CBR: What is the difference between e-money and cryptocurrencies?
RO: E-money means electronically stored monetary value in a given currency, such as GBP or EUR, while cryptocurrencies are different currencies such as bitcoin. While there are certain similarities between bitcoins and e-money, the main difference is that the use of bitcoins usually involves a currency conversion, i.e. a risk of exchange rate fluctuations, whilst e-money does not. E-money also requires an issuer, who issues the e-money and is obliged to change it back into real money of the same currency. This is, however, not the case with bitcoins. Nobody controls bitcoins; neither banks nor other financial service providers, nor governments, nor companies. Instead, the whole premise of a virtual currency is that it functions without a central authority.

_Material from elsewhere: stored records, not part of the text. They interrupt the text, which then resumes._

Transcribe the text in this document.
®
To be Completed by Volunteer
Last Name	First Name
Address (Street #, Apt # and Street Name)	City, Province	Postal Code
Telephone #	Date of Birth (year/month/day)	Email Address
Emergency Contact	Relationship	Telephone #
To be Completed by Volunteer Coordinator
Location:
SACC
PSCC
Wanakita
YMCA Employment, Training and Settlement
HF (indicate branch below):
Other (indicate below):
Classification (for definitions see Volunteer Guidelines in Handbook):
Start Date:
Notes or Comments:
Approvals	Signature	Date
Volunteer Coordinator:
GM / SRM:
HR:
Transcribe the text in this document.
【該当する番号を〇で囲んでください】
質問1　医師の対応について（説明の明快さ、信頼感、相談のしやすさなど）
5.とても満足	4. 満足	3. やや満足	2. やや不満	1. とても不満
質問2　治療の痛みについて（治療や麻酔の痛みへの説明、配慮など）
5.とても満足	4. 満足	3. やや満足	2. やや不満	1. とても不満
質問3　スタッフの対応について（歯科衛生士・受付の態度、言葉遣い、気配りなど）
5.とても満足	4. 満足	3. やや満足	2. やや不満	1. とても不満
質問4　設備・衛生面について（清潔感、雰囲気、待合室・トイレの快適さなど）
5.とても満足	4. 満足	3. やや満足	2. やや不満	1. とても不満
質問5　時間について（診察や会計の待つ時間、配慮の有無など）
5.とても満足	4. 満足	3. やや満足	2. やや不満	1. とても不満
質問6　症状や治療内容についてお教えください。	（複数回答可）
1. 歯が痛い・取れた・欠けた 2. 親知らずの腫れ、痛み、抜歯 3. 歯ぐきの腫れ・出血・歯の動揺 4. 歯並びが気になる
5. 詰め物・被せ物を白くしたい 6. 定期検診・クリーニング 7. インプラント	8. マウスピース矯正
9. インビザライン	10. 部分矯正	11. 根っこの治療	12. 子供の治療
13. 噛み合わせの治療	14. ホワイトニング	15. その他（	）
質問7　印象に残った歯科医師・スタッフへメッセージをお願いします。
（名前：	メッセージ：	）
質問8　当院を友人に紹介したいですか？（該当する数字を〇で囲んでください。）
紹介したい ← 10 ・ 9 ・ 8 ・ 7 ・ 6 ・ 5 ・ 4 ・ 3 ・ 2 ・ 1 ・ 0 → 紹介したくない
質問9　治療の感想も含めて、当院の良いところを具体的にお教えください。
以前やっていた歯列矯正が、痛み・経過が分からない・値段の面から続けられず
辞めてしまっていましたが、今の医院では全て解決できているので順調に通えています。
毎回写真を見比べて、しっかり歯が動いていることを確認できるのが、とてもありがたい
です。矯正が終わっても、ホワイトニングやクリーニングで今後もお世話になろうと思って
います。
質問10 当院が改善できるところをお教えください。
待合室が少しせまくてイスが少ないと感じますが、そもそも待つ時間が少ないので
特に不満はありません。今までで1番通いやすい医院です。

CBR: Do traditional banks offer e-money?
RO: E-money is issued not by banks, but by e-money institutions, which belong to the category of so-called fintechs. They can offer e-wallets with multiple access options, like smartphone apps, secure web access, and associated prepaid cards, which allow e-money users to participate in physical trade. These sophisticated e-money account options provide an agile and flexible threat to traditional banks, many of which are floundering to cope with old computer systems, branches, and a very wide range of products. But the increasing digitalisation forces banks,fintechs and e-money institutions to work closer together. Only a combination of the new and the old financial world offers the opportunity to meet changing customer requirements in the short term and in the medium to long term, and thus secure the company’s success in the long term.
CBR: What are the business benefits of e-money?
RO: A huge benefit of e-money is that users can handle it without needing or using a bank account. Prepaid cards can be obtained without credit check or lengthy customer identification procedures. Also many e-money transactions are executed in real-time, e.g. e-money sent from one wallet to another is immediately credited to the receiver, not just overnight. Hence, convenience and speed of e-money is a good match to many people’s lifestyle. Combined with modern user interfaces, giving sight of all expenses and full control, as well as rapid implementation of new inventions – like biometric security handling – it is no surprise that more and more people start using e-money instead of cash and traditional banking.